Is std::remove_if guaranteed to call predicate in order?

Question

Will std::remove_if always call the predicate on each element in order (according to the iterator's order) or could it be called out of order?

Here is a toy example of what I would like to do:

void processVector(std::vector<int> values)
{
    values.erase(std::remove_if(values.begin(), values.end(), [](int v)
    {
        if (v % 2 == 0)
        {
            std::cout << v << "\n";
            return true;
        }
        return false;
    }));
}

I need to process and remove all elements of a vector that meet certain criteria, and erase + remove_if seems perfect for that. However, the processing I will do has side effects, and I need to make sure that processing happens in order (in the toy example, suppose that I want to print the values in the order they appear in the original vector).

Is it safe to assume that my predicate will be called on each item in order?

I assume that C++17's execution policies would disambiguate this, but since C++17 isn't out yet that obviously doesn't help me.

Edit: Also, is this a good idea?

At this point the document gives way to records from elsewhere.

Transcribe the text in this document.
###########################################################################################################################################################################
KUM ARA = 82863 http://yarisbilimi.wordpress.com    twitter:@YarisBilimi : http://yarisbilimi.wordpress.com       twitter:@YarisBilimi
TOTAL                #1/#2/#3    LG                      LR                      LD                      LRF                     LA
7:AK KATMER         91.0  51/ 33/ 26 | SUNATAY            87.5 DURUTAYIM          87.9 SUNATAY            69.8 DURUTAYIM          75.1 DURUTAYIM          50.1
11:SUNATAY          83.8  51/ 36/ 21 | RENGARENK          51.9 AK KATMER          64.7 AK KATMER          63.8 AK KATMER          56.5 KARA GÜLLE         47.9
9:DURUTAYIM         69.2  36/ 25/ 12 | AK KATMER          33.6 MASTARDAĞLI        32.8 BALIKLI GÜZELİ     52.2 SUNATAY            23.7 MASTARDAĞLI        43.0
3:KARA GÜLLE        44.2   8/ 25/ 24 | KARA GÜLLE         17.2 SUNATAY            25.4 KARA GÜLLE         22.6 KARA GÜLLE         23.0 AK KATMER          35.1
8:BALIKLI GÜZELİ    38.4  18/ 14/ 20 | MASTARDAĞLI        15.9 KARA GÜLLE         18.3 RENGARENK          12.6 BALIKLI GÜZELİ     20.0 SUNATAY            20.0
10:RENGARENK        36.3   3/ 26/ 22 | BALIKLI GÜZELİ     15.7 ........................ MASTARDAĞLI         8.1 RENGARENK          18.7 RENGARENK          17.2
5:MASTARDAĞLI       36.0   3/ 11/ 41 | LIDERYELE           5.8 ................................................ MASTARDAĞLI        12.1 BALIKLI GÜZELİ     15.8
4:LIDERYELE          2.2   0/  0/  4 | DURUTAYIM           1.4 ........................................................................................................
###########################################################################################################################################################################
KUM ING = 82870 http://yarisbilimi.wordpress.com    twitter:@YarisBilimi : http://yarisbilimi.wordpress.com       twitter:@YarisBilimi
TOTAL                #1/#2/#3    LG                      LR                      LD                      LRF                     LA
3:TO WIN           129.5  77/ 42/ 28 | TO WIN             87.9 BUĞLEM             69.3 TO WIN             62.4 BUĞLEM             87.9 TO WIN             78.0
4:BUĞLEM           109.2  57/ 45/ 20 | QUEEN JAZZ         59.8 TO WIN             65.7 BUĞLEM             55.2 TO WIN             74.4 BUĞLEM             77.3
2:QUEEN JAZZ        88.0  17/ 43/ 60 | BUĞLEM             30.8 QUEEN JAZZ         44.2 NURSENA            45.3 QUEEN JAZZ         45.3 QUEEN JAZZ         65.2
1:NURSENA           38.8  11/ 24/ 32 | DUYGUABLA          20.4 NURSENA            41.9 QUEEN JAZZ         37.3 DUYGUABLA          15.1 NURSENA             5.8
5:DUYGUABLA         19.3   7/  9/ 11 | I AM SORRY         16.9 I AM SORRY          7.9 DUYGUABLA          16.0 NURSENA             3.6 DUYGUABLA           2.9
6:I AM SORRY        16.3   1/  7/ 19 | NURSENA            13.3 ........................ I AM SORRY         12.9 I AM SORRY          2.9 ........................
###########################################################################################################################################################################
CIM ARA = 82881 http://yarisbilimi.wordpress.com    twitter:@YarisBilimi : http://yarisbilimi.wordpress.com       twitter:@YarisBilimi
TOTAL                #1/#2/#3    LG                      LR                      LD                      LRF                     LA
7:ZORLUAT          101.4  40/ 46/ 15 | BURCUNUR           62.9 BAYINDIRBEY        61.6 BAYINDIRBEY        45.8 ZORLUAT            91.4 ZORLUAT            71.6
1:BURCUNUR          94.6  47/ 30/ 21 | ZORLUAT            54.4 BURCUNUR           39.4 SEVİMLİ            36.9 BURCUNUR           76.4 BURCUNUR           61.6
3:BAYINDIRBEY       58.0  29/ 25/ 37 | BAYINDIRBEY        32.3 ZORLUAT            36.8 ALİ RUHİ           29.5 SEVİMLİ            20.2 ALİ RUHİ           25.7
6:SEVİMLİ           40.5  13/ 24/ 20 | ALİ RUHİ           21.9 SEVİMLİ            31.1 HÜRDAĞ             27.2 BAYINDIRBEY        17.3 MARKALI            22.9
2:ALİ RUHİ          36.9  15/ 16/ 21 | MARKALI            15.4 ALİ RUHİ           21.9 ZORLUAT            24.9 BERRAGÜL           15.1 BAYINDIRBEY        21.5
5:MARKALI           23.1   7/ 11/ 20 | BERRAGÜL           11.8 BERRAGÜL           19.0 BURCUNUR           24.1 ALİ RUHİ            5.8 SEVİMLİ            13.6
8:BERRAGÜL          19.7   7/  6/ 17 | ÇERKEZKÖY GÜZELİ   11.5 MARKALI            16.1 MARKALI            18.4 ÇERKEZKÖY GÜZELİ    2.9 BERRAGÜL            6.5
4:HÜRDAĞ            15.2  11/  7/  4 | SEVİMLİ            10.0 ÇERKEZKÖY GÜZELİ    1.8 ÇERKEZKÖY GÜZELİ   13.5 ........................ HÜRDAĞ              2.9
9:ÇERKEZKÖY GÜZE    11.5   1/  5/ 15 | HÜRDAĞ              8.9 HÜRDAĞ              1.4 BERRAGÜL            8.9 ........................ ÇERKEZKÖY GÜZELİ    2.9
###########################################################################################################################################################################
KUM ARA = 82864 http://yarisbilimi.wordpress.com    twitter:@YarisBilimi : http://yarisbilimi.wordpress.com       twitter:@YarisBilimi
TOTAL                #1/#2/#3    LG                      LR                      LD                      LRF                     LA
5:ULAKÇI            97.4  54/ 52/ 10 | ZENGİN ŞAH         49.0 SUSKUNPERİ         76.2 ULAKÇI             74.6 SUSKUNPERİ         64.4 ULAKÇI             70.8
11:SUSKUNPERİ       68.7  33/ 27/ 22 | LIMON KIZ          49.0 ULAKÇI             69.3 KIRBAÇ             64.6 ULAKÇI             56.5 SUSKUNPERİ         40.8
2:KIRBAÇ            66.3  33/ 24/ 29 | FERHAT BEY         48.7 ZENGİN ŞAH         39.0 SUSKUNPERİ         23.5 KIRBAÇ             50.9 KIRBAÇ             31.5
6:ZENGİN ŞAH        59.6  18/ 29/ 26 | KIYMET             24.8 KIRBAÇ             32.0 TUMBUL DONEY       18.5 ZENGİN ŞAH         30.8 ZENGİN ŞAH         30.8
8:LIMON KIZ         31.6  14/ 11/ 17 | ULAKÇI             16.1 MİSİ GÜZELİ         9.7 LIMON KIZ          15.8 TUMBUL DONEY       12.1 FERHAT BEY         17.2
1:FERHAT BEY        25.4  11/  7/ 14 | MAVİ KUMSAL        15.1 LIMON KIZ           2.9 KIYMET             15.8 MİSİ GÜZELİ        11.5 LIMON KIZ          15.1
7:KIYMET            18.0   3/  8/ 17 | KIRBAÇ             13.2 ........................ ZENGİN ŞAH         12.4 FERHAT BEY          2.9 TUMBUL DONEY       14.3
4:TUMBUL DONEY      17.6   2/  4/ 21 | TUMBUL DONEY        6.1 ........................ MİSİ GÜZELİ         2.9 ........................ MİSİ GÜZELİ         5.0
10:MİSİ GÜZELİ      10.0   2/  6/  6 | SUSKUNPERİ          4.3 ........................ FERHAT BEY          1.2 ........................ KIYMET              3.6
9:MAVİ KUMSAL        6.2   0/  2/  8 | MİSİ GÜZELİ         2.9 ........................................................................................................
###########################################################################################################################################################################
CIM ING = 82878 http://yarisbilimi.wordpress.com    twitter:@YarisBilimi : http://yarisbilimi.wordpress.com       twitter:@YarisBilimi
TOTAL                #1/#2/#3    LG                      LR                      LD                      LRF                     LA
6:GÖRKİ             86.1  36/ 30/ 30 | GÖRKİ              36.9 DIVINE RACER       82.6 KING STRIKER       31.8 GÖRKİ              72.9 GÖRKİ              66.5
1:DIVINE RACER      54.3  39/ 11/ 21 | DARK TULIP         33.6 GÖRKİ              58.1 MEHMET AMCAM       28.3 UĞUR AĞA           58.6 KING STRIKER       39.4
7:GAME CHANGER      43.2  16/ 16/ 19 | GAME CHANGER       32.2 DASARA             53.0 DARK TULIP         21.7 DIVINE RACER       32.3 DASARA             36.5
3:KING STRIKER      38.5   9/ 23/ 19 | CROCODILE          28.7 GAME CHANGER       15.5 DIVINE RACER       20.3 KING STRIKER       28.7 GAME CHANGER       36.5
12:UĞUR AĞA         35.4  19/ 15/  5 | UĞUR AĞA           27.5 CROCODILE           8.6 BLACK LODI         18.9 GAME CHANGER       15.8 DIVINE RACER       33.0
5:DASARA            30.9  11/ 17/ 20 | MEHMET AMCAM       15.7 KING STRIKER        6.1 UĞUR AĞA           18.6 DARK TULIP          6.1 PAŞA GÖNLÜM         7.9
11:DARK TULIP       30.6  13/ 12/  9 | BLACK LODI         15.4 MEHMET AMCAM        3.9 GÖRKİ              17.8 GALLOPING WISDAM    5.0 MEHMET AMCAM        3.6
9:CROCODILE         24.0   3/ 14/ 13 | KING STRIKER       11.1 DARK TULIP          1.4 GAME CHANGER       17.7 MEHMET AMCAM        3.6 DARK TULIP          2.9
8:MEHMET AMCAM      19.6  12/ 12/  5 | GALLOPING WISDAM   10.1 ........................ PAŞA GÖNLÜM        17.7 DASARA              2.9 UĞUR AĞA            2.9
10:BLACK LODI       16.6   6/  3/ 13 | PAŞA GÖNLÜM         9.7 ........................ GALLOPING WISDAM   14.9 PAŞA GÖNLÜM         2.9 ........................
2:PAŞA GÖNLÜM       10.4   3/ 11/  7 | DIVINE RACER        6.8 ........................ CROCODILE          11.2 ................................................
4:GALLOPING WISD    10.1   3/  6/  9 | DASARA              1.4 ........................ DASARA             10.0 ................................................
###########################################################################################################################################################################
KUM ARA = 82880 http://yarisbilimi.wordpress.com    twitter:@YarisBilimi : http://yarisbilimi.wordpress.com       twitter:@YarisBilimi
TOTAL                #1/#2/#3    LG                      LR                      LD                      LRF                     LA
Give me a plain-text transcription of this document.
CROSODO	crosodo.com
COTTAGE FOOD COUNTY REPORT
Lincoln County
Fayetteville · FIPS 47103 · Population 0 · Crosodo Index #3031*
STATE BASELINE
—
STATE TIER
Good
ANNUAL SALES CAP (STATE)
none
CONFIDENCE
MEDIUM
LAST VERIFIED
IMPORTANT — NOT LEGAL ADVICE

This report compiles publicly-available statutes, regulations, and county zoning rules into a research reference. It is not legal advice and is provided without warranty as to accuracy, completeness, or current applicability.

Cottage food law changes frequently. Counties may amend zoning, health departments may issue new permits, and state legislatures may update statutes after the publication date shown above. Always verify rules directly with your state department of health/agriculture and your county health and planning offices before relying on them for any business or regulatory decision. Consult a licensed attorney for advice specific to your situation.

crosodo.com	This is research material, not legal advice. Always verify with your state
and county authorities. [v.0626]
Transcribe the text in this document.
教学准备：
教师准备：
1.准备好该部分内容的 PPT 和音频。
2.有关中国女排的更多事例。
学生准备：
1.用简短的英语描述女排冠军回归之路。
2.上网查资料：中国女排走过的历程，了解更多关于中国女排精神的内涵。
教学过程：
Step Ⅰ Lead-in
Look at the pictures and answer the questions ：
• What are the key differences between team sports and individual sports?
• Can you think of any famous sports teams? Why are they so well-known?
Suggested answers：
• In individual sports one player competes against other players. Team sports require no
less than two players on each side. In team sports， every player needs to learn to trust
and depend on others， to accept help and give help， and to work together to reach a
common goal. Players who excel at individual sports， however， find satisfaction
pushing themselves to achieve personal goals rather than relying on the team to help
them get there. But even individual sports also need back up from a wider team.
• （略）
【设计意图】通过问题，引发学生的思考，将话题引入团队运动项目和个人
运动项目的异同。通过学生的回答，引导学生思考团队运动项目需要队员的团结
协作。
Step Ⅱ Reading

Or is there a better way to accomplish this?

Answer 1

The standard makes no guarantees on the order of calling the predicate.

What you ought to use is stable_partition. You partition the sequence based on your predicate. Then you can walk the partitioned sequence to perform whatever "side effect" you wanted to do, since stable_partition ensures the relative order of both sets of data. Then you can erase the elements from the vector.

stable_partition has to be used here because erase_if leaves the contents of the "erased" elements undefined.

In code:

void processVector(std::vector<int> &values)
{
    auto it = std::stable_partition(begin(values), end(values), [](int v) {return v % 2 != 0;});

    std::for_each(it, end(values), [](int v) {std::cout << v << "\n";});

    values.erase(it, end(values));
}

Answer 2

A bit late to the party, but here's my take:

While the order is not specified, it will involve jumping through hoops to implement an order different from first-to-last, due to the following:

• The complexity is specified to be "exactly std::distance(first, last) applications of the predicate", which requires visiting each element exactly once.
• The iterators are ForwardIterators, which means that they can only be incremented.
• [C++17 and above] To prevent parallel processing, one can use the version that accepts an execution policy, and pass std::execution::seq.

Given the above, I believe that a (non-parallel) implementation that follows a different order will be convoluted and have no advantages over the straightforward case.

Source: https://en.cppreference.com/w/cpp/algorithm/remove

Answer 3

They should be processed in order, but it is not guaranteed.

std::remove_if() moves "removed" items to the end of the container, they are not actually removed from the container until erase() is called. Both operations will potentially invalidate existing iterators in a std::vector.